US 12,469,487 B2
	Method and apparatus for multilingual speech recognition based on artificial intelligence models
Geun Bae Lee, Pohang-si (KR); and Won Jun Lee, Pohang-si (KR)
Assigned to POSTECH RESEARCH AND BUSINESS DEVELOPMENT FOUNDATION, Pohang-si (KR)
Filed by POSTECH Research and Business Development Foundation, Pohang-si (KR)
Filed on Sep. 27, 2022, as Appl. No. 17/954,185.
Claims priority of application No. 10-2021-0161358 (KR), filed on Nov. 22, 2021; and application No. 10-2022-0076334 (KR), filed on Jun. 22, 2022.
Prior Publication US 2023/0162727 A1, May 25, 2023
Int. Cl. G10L 15/16 (2006.01); G06N 3/08 (2023.01); G10L 15/00 (2013.01); G10L 15/02 (2006.01); G10L 15/22 (2006.01)

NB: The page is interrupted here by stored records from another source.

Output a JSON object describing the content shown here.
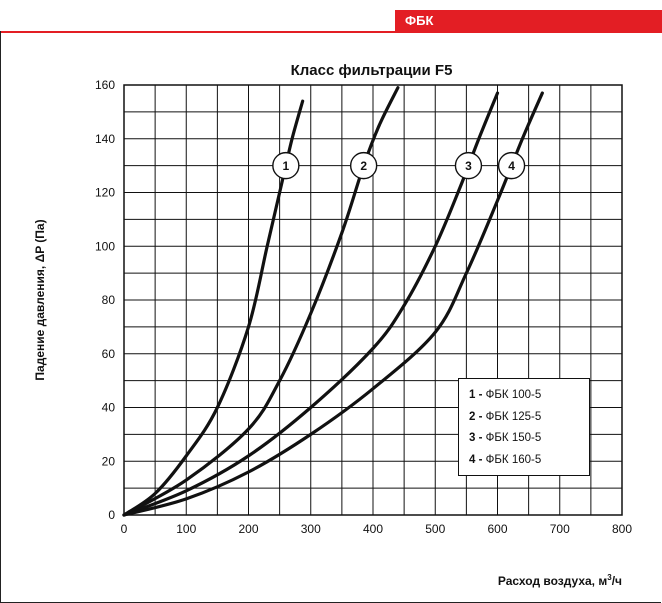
{
  "header": {
    "tag": "ФБК",
    "accent_color": "#e31e24"
  },
  "chart_data": {
    "type": "line",
    "title": "Класс фильтрации F5",
    "xlabel": "Расход воздуха,  м",
    "xlabel_sup": "3",
    "xlabel_suffix": "/ч",
    "ylabel": "Падение давления, ΔP (Па)",
    "xlim": [
      0,
      800
    ],
    "ylim": [
      0,
      160
    ],
    "x_ticks": [
      "0",
      "100",
      "200",
      "300",
      "400",
      "500",
      "600",
      "700",
      "800"
    ],
    "y_ticks": [
      "0",
      "20",
      "40",
      "60",
      "80",
      "100",
      "120",
      "140",
      "160"
    ],
    "grid": true,
    "legend_position": "bottom-right",
    "series": [
      {
        "marker": "1",
        "name": "ФБК 100-5",
        "x": [
          0,
          50,
          100,
          150,
          200,
          230,
          255,
          270,
          287
        ],
        "y": [
          0,
          8,
          22,
          40,
          70,
          100,
          125,
          140,
          154
        ]
      },
      {
        "marker": "2",
        "name": "ФБК 125-5",
        "x": [
          0,
          100,
          200,
          250,
          300,
          350,
          385,
          410,
          440
        ],
        "y": [
          0,
          13,
          32,
          50,
          75,
          105,
          130,
          145,
          159
        ]
      },
      {
        "marker": "3",
        "name": "ФБК 150-5",
        "x": [
          0,
          100,
          200,
          300,
          400,
          450,
          500,
          540,
          570,
          600
        ],
        "y": [
          0,
          9,
          22,
          40,
          62,
          78,
          100,
          122,
          140,
          157
        ]
      },
      {
        "marker": "4",
        "name": "ФБК 160-5",
        "x": [
          0,
          100,
          200,
          300,
          400,
          500,
          550,
          600,
          640,
          672
        ],
        "y": [
          0,
          6,
          16,
          30,
          47,
          68,
          90,
          117,
          140,
          157
        ]
      }
    ],
    "legend": [
      {
        "num": "1",
        "sep": " - ",
        "label": "ФБК 100-5"
      },
      {
        "num": "2",
        "sep": " - ",
        "label": "ФБК 125-5"
      },
      {
        "num": "3",
        "sep": " - ",
        "label": "ФБК 150-5"
      },
      {
        "num": "4",
        "sep": " - ",
        "label": "ФБК 160-5"
      }
    ]
  }
}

CPC G10L 15/16 (2013.01) [G10L 15/005 (2013.01); G10L 15/02 (2013.01); G10L 15/22 (2013.01)]

20 Claims

1. A method for automatic multilingual speech recognition based on artificial intelligence of a single model and performed by a speech recognition apparatus comprising at least one processor and a memory storing instructions executed by the processor, the method comprising:

recognizing, by a speech recognizer including a convolutional neural network (CNN)-based feature extractor and a transformer encoder, input audio data and converting the input audio data into feature representations;

classifying, by a speech language classifier connected to the speech recognizer, a language corresponding to the input audio data based on the feature representations, and generating language classification information including a confidence level;

selecting and activating, by an output layer selector operatively coupled to the speech recognizer, one projection output layer from among a plurality of projection output layers based on the language classification information, wherein each projection output layer is configured to correspond to a specific language and includes a set of language-specific character units represented in a byte format; and

generating, by the activated projection output layer, output values in units of bytes corresponding to the classified language to produce a speech recognition result for the input audio data,

wherein the plurality of projection output layers includes a general-purpose projection output layer configured to be activated when the confidence level is below a predetermined threshold.